The newcomers have taxed to the limit their communities' educational and social welfare systems. But they have also brought with them a burning hunger for identity, Serotta says — fuel for Germany's Jewish cultural renaissance.

The hunger is apparent in his shots. One captures new immigrants learning Israeli folk dancing in Berlin; another shows newly arrived teenagers marking the end of Shabbat with a havdallah service.

Sitting around a table in Mackenrode in the former East Germany, immigrants sample Jewish food during a lesson on Jewish customs. An older immigrant couple clutches one another during a Chanukah dance at Berlin's Jewish Cultural Society.

"Now that the Russian Jews are coming, the Jewish community in Germany has something it didn't have a few years ago — a future," Serotta says.

The future of Europe's Jewish communities has been of interest to Serotta for some time. Born in Savannah, Ga., he graduated from the University of Tennessee and held a variety of jobs before settling full time into writing and photography in 1984.

While traveling in Central and Eastern Europe, he turned his eye toward the local Jewish communities, aiming to produce a photographic chronicle of Eastern Europe's "last Jews."

The project did not turn out as he'd imagined.

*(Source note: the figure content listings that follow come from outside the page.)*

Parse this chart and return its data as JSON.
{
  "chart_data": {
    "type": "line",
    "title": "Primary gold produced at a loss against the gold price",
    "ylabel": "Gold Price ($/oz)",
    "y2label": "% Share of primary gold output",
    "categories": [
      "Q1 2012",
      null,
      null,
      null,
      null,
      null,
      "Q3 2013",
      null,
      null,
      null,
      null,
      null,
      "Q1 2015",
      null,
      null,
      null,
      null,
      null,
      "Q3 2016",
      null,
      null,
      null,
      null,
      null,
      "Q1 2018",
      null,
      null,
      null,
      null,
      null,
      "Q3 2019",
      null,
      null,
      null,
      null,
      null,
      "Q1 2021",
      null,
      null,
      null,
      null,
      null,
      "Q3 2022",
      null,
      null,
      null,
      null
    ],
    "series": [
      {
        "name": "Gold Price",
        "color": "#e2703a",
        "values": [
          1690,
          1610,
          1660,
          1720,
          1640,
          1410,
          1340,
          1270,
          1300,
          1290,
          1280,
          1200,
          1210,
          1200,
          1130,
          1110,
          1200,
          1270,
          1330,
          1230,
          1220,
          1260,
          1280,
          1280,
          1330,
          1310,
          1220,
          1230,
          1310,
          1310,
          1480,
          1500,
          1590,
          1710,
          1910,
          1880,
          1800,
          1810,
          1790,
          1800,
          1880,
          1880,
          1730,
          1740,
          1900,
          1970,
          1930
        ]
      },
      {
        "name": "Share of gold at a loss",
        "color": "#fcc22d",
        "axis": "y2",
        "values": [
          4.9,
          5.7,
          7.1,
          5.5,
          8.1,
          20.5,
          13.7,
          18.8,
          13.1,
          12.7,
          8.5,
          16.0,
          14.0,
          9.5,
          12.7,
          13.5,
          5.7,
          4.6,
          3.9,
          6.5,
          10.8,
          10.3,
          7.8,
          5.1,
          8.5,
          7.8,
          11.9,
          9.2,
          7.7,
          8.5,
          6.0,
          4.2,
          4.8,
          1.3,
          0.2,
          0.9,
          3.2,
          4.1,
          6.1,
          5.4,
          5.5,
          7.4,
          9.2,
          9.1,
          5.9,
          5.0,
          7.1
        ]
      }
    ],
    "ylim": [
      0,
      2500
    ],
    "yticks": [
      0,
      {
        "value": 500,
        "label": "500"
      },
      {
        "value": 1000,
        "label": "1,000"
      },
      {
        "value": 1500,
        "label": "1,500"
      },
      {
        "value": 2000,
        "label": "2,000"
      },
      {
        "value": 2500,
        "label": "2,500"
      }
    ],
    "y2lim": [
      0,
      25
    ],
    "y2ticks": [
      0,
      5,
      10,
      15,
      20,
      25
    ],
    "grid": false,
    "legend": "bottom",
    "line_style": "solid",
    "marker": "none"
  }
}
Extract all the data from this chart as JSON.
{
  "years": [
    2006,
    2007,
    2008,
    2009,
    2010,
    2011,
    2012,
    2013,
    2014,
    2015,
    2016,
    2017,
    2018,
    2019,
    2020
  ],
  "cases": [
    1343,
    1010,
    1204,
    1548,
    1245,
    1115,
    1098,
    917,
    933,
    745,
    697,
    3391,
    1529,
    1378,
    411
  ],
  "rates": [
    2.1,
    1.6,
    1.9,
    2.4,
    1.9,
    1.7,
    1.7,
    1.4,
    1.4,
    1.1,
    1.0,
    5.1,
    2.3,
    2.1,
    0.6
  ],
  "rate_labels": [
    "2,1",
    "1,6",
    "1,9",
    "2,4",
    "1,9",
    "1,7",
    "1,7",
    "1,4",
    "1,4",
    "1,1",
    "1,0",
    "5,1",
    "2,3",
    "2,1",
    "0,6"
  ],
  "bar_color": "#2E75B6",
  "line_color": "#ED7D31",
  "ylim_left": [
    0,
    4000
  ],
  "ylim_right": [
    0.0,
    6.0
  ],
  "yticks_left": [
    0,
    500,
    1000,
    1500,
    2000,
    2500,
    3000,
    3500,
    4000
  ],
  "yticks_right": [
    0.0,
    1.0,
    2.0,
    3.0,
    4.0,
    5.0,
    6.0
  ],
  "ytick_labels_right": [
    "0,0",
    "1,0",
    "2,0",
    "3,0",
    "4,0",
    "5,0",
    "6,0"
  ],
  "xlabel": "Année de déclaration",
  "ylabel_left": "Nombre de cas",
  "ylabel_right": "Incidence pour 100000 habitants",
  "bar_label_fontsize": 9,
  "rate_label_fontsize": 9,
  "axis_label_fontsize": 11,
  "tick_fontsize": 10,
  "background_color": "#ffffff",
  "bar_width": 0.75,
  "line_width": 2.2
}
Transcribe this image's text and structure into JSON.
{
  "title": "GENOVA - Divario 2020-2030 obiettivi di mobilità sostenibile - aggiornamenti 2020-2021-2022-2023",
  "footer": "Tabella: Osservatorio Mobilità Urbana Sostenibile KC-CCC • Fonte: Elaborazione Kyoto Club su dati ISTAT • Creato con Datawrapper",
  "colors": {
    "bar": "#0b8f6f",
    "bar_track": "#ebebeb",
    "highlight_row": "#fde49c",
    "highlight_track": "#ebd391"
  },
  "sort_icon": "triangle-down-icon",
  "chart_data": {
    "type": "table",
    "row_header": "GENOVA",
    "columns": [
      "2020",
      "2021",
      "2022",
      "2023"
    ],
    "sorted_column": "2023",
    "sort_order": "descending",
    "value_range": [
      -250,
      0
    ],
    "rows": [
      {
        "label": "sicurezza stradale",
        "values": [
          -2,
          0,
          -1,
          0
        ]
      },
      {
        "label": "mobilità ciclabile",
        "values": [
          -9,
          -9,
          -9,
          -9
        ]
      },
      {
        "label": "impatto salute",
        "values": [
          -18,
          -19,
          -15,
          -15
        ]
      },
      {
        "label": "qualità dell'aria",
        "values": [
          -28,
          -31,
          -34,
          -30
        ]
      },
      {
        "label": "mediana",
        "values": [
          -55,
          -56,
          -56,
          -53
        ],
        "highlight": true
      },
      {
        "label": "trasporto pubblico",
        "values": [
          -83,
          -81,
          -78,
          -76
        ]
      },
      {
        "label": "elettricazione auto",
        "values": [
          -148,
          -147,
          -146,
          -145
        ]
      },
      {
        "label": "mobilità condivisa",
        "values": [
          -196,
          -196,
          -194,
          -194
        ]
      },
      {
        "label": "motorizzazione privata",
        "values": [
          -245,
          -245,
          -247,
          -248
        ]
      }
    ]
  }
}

"I couldn't get any cooperation because nobody wanted to be a `last Jew,'" recalls Serotta, who recently relocated from Berlin to Vienna.

Listening to the concerns of Eastern European Jews and observing what they had achieved despite their diminished numbers, Serotta changed his perspective. Rather than focusing solely on what they had lost, he turned his gaze on what they still had — and what they had gained.

In 1991, he produced the book "Out of the Shadows," a study of Jewish life in Central Europe. Several years later came "Survival in Sarajevo," which portrays the humanitarian aid that city's Jewish community established to help their non-Jewish neighbors during the Bosnian war.

Serotta sees his latest effort as part of a trilogy.

"We've called these Jewish communities `remnant Jewish communities' and the people who live there `last Jews,'" he says. "My point is simply this: By calling them this, we denigrate them. We denigrate their efforts."